All the major product types saw an increased year-over-year investment volume in 2015 (as of Oct. 31):

  • Office product had $121.5 billion in transaction volume, representing a 23 percent year-over-year increase;
  • Multifamily had $119 billion, a 32 percent year-over-year increase;
  • Retail had $73 billion, a 1 percent year-over-year increase;
  • Industrial had $58.2 billion, a 49 percent year-over-year increase;
  • Hotels had $37.9 billion, a 35 percent year-over-year increase; and
  • Development sites had $19.9 billion, a 14 percent year-over-year increase.

In total, this year has seen $429.3 billion in investment sales, representing a 24 percent year-over-year increase. Foreign capital accounted for $76.8 billion of that volume, or 18 percent. While there is much talk in the industry around Chinese investment, with it being the fifth-largest source of foreign capital in 2015 with $3.9 billion, Canada led the way with $23.2 billion, followed by Singapore at $14 billion and Norway at $8.6 billion. Qatar, China and Germany were virtually tied in the $3.8 billion to $3.9 billion range.

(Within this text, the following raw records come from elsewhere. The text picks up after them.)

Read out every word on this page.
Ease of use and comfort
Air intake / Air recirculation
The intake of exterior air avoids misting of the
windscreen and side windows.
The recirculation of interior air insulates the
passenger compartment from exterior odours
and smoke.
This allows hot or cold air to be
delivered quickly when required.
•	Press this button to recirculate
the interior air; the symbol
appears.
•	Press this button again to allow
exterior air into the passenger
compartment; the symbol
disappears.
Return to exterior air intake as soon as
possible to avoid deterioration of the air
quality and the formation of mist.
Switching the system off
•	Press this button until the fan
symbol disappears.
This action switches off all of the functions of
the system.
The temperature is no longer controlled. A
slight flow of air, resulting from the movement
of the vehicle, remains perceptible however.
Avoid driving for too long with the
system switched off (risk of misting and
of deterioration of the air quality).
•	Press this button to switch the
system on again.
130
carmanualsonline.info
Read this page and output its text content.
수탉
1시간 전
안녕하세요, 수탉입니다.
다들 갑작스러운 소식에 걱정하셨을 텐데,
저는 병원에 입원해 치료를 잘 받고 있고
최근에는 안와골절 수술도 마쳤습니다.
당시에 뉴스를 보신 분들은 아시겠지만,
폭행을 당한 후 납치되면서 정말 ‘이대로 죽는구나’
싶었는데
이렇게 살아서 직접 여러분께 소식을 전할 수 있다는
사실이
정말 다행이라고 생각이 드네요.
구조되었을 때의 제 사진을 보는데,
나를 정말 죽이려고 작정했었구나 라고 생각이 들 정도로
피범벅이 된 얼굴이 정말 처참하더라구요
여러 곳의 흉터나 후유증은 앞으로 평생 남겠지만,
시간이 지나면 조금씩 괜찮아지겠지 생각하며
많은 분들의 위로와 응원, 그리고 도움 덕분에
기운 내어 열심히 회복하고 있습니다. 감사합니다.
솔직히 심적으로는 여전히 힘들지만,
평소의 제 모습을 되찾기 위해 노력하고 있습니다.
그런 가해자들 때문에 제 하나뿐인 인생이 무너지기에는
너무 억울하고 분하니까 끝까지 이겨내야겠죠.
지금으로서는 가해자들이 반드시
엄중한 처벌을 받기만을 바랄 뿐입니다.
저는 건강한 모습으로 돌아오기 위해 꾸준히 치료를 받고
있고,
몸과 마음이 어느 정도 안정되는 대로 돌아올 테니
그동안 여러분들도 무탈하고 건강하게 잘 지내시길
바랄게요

Most investors, foreign and domestic, are still targeting core markets. Manhattan generated $22 billion in transaction volume, followed by a steep drop-off to $3.9 billion in Los Angeles. Foreign investors are beginning to target markets in the Sunbelt such as Atlanta, Dallas and Phoenix as product availability and pricing make it increasingly difficult to achieve investment objectives in major markets like Boston, Manhattan, Seattle, San Francisco, Los Angeles, Washington, D.C., and Chicago.

Atlanta and Phoenix have been laggards onto the economic recovery stage, but both have been gaining traction through 2015 that will continue into 2016 and make them significant players for foreign investment capital in the coming years.